Bei den Versicherern trennten sich die Investoren vor allem von Swiss Re (-4,0 Prozent auf 65,70 Franken), aber auch Baloise (-4,0 Prozent auf 101,90 Franken), Zurich Financial Services (ZFS) (-3,6 Prozent auf 273,25 Franken) und Swiss Life (-3,4 Prozent auf 232,50 Franken) standen im Angebot.

Clariant (-4,2 Prozent auf 9,62 Franken) und Petroplus (-5,7 Prozent auf 47,94 Franken) gehörten ebenfalls zu den größten Verlierern des Tages.

Holcim gaben bis zum Schluss 2,3 Prozent auf 77,60 Franken nach. Der Zementhersteller hatte mit der venezoleanischen Regierung im Zusammenhang mit der Verstaatlichung von Zementunternehmen eine Grundsatzvereinbarung getroffen. Finanzielle Details werden derweil noch ausgearbeitet.

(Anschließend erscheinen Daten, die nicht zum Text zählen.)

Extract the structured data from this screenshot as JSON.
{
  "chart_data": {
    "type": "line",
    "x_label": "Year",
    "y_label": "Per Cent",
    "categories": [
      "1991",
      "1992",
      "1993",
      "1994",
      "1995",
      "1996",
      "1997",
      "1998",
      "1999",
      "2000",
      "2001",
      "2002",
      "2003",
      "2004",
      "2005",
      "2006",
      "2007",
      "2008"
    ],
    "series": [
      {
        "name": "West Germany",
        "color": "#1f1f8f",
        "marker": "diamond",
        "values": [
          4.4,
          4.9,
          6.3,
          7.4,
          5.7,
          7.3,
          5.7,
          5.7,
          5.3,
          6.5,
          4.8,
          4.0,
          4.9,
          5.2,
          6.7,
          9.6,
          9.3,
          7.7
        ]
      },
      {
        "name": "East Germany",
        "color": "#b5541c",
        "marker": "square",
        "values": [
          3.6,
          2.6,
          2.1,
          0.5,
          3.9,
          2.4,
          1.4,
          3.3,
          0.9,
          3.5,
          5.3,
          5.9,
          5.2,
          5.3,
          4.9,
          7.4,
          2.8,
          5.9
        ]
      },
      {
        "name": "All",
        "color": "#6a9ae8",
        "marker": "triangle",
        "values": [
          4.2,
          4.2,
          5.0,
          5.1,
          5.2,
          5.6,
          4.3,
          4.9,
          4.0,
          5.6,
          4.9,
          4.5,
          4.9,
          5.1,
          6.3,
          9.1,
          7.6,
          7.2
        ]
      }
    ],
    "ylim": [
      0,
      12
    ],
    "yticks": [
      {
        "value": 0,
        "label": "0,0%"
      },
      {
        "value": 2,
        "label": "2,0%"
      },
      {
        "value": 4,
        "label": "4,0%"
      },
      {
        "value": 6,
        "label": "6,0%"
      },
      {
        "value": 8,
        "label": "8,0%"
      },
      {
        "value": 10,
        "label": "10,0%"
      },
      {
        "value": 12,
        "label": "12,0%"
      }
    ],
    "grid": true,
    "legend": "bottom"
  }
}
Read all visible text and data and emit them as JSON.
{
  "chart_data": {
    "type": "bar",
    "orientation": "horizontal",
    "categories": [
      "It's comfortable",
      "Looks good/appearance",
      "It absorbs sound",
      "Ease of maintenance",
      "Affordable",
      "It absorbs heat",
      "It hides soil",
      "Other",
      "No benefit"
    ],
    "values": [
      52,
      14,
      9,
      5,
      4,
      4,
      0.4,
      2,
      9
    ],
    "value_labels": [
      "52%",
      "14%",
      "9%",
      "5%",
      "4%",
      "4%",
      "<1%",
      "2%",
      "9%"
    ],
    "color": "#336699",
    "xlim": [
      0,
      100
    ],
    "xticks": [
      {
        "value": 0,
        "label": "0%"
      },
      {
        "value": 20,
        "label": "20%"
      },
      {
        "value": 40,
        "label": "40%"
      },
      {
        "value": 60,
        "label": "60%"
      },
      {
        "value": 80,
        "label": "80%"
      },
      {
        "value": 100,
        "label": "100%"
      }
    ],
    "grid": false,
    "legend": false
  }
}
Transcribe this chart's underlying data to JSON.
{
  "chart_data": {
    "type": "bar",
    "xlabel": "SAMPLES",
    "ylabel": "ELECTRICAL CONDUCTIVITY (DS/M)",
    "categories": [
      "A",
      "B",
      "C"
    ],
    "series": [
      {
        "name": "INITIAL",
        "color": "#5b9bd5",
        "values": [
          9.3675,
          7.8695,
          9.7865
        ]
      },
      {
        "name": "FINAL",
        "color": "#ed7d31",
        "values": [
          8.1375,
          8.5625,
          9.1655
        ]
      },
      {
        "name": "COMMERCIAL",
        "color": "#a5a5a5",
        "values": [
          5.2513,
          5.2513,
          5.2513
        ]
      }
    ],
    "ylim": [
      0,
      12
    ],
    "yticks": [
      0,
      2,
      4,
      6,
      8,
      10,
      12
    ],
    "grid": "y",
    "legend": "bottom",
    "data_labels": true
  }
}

Gesucht waren lediglich Synthes (+1,9 Prozent auf 152,70 Franken), Lonza (+0,5 Prozent auf 151,80 Franken) und SGS (+0,1 Prozent auf 1"402 Franken), wobei keine Nachrichten zu den Unternehmen vorlagen. Unterdurchschnittlich verkauft wurden - wie in einem solchen Umfeld üblich - defensive Titel wie Nestle (-0,1 Prozent auf 49,74 Franken), Roche (-0,2 Prozent auf 187 Franken) und Novartis (-0,5 Prozent auf 61,45 Franken).

In der zweiten Reihe kam es vorbörslich zu einer Flut von Unternehmenszahlen. Davon profitieren konnten aber lediglich Galenica (+7,1 Prozent) und BCV (+4,1 Prozent). Überraschend waren vor allem die Aufschläge bei der Waadtländer Kantonalbank. Diese hatte mit den vorgelegten Zahlen die Erwartungen der Analysten nicht erfüllt. Auf tieferem Niveau und im Hinblick auf ein profitableres Geschäft in der zweiten Jahreshälfte seien diese Titel gesucht, begründete ein Marktbeobachter die Entwicklung. Sarasin (-3,0 Prozent) wurden hingegen verkauft, wie auch Swisslog (-6,5 Prozent), Forbo (-3,4 Prozent), PSP (-1,9 Prozent) und Schindler (PS: -1,3 Prozent).